La situation financière de la Société minière du Sud Pacifique (SMSP) est extrêmement tendue, avec la NMC (Nickel mining company) qui était sous la menace d’une cessation de paiements ce lundi 15 décembre. Son partenaire Coréen permet de repousser cette échéance à fin janvier, avec le paiement par avance d’un bateau chargé de minerai. Car cette situation, qui inquiète les 650 salariés de l’entreprise, se répercute jusqu’en Asie, où se trouve la SNNC (Société du nickel de Nouvelle-Calédonie), associée au géant Posco dans l’usine de transformation de minerai basée à Gwangyang.

Jusqu’au début de la guerre en Ukraine, cette usine affichait de très bonnes performances, alignées avec sa capacité nominale de production, à savoir 45 000 tonnes de ferronickel. Mais le prix du charbon a été multiplié par 4, ce qui a rendu la production beaucoup moins rentable, surtout dans un pays où l’énergie n’est pas subventionnée. Posco, le partenaire coréen de la SMSP, souffre lui aussi de la flambée mondiale des prix des matières premières.
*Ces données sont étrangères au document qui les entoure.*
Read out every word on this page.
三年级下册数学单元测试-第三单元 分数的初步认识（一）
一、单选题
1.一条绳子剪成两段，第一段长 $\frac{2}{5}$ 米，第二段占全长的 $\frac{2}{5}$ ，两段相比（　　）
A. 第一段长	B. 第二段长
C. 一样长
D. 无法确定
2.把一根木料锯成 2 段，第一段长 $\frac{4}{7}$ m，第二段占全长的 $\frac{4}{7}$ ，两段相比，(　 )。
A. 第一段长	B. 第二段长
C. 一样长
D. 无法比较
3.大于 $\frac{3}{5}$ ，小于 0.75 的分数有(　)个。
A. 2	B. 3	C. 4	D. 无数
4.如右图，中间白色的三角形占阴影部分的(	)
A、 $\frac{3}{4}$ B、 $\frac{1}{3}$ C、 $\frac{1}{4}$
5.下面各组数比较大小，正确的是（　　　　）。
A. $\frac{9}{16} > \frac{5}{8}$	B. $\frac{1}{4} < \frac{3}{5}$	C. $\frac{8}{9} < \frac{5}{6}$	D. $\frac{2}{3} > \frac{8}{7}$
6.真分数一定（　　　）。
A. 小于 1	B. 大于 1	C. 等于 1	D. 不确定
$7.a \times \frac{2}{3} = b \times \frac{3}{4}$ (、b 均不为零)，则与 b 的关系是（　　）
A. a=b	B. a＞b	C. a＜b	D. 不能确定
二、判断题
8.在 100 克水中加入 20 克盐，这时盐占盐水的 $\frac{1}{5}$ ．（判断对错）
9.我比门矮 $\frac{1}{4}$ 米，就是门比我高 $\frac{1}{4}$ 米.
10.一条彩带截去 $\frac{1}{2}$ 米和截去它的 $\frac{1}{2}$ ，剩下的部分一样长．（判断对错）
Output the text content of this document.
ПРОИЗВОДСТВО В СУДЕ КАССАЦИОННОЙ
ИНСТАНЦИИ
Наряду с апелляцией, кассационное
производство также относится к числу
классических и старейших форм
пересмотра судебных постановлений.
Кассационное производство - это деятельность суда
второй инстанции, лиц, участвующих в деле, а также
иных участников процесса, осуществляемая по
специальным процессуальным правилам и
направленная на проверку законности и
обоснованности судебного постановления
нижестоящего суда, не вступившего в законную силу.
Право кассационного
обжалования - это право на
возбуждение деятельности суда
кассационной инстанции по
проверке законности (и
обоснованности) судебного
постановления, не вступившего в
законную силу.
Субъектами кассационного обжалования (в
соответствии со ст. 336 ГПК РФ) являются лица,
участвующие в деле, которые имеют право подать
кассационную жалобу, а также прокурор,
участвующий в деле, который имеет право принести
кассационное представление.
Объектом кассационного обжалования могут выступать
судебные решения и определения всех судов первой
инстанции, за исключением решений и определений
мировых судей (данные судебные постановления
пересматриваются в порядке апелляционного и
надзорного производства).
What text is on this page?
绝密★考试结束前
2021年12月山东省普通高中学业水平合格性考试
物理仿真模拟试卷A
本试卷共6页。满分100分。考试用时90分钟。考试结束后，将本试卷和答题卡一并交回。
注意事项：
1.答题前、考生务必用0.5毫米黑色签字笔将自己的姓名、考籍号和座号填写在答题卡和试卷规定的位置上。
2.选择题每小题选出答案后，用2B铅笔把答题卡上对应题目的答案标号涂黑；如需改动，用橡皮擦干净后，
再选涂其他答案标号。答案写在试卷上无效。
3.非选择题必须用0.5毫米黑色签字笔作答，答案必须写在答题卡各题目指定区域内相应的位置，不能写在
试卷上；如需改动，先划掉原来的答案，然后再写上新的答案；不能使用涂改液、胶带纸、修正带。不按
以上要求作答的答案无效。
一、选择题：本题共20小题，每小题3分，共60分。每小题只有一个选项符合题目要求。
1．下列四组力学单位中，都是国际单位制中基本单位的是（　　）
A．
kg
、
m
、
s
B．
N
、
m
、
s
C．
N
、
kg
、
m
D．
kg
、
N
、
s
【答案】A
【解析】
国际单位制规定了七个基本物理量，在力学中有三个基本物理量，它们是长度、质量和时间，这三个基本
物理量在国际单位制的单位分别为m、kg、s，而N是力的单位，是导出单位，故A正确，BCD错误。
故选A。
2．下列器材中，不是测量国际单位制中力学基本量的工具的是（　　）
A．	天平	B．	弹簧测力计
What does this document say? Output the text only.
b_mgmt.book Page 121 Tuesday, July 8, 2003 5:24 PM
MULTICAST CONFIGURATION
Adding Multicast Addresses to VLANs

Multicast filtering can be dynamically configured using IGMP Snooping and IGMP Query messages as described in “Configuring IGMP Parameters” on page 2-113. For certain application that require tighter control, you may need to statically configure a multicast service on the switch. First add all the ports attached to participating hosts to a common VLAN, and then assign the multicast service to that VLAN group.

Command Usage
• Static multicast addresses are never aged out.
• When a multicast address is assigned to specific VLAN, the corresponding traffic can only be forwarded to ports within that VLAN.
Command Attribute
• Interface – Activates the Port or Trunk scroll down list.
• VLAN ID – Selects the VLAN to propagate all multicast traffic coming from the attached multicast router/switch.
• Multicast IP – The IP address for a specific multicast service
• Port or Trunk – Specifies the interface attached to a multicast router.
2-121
Les problèmes de trésorerie, déjà existants, se sont dramatiquement accentués. Le découvert bancaire autorisé de 400 millions de francs, dont la NMC bénéficiait jusqu’alors, n’est plus disponible car les garanties demandées par les banques locales calédoniennes sont devenues trop importantes depuis les émeutes.

 

L’inquiétude des salariés

Dans quelques jours, l’entreprise ne pourra plus payer les sous-traitants, et les salariés s’inquiètent. C’est pourquoi une intersyndicale a appelé le mercredi 3 décembre à une mobilisation devant le haut-commissariat à Nouméa. Deux préoccupations pour les organisations syndicales : la cessation de paiements pour la NMC à compter du 15 décembre, et la situation du groupe SMSP en général, de ses partenaires, tâcherons et sous-traitants.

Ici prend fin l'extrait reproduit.